Does this series involving sine converge or diverge: $\sum\limits_{k=1}^\infty \frac{1}{k}\cdot \sin\frac{(-1)^k}{1+k^2}$?

Using the limit comparison test for the following:

$$a_k=\frac{\sin\frac1{k^2+1}}k\;\;,\;\;\;b_k:=\frac1{k^2+1}\implies \frac{a_k}{b_k}=\frac1k\frac{\sin\frac1{k^2+1}}{\frac1{k^2+1}}\xrightarrow[k\to\infty]{}0\cdot1=0$$

so $\;\sum a_k\;$ converges because $\;\sum b_k\;$ does, and thus your series converges absolutely ( since

$$\;\left|\sin\cfrac{(-1)^k}{k^2+1}\right|=\sin\cfrac1{k^2+1}\;)$$

and then it converges.

Since for $k\geq 1$, $$\left|\frac{1}{k}\cdot \sin\left(\frac{(-1)^k}{1+k^2}\right)\right|=\frac{1}{k}\cdot \sin\left(\frac{1}{1+k^2}\right)\sim \frac{1}{k}\cdot\frac{1}{1+k^2}\sim \frac{1}{k^3}$$ and $3>1$, then the series converges absolutely and therefore it is also convergent.

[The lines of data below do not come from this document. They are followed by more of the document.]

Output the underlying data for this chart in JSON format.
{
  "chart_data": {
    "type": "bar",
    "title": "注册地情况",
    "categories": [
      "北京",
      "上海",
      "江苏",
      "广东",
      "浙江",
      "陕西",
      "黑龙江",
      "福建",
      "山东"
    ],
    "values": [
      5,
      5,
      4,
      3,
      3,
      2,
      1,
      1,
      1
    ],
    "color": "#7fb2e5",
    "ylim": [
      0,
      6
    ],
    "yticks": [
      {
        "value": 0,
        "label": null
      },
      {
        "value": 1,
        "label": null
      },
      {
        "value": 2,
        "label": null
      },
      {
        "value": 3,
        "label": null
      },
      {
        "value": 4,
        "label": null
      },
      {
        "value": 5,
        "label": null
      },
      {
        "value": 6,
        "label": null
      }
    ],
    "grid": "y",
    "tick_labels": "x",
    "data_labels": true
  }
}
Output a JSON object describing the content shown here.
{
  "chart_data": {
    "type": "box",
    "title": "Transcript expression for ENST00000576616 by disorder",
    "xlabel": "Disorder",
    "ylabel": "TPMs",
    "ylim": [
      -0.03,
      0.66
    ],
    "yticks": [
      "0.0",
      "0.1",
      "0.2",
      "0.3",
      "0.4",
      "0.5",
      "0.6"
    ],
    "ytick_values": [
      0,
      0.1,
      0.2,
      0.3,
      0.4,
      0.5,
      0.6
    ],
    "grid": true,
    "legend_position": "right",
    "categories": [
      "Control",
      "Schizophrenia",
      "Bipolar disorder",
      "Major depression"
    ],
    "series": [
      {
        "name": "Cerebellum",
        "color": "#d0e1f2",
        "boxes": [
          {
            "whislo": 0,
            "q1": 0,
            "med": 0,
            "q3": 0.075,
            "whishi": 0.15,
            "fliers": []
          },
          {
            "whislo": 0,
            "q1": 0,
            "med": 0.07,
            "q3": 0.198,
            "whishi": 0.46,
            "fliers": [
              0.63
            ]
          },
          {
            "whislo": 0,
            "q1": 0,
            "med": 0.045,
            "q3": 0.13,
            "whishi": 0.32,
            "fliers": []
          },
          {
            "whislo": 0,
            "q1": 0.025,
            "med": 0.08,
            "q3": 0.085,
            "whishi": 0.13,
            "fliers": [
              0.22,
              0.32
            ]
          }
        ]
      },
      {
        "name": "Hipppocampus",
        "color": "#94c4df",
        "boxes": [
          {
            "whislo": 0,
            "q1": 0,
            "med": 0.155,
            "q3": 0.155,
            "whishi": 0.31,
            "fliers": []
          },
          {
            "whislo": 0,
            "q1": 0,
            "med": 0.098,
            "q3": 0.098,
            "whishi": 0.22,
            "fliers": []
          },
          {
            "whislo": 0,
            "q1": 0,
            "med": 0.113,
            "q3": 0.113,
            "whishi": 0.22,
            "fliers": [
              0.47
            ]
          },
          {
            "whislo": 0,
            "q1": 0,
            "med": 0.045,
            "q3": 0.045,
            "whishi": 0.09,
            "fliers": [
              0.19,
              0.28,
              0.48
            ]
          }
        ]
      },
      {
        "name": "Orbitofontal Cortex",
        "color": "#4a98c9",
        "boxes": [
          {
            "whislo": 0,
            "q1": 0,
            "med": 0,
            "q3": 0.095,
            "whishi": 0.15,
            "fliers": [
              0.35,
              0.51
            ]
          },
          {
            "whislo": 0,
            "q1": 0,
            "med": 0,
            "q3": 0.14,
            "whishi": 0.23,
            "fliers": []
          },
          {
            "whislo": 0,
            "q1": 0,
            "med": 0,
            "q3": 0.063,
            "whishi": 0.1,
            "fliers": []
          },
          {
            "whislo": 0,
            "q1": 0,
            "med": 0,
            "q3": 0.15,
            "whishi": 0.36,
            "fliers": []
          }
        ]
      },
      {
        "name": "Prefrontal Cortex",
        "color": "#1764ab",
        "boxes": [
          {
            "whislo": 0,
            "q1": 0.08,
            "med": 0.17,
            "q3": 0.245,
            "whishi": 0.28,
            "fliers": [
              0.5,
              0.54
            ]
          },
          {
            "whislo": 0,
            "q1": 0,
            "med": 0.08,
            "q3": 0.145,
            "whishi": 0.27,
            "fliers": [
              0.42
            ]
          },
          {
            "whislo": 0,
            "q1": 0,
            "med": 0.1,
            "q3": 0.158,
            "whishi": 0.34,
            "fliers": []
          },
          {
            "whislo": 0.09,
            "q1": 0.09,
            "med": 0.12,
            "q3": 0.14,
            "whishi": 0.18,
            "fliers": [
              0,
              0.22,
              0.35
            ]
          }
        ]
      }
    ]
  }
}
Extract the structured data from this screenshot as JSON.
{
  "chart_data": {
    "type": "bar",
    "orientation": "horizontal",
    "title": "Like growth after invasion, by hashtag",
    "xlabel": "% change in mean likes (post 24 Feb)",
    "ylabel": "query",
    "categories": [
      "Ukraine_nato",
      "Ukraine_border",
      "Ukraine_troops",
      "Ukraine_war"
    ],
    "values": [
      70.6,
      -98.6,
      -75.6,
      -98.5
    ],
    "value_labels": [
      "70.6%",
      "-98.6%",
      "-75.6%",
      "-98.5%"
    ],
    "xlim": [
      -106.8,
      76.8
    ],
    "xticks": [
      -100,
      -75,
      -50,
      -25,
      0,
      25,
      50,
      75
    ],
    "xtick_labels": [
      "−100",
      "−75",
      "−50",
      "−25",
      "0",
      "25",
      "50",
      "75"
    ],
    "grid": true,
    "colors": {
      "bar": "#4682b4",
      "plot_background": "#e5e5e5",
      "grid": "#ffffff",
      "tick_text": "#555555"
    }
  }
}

Note that $\sin((-1)^k/(1+k^2))=\sin(1/(1+k^2))$ if $k$ is even and $-\sin(1/(1+k^2))$ is $k$ is odd. Further, as $k\to\infty$ we have $(1/k)\sin(1/(1+k^2))\downarrow0$. So you are in the shape of $\sum_na_n$ where $a_n$ are alternating, $a_n\to0$. Thus by Leibnitz test the series converges.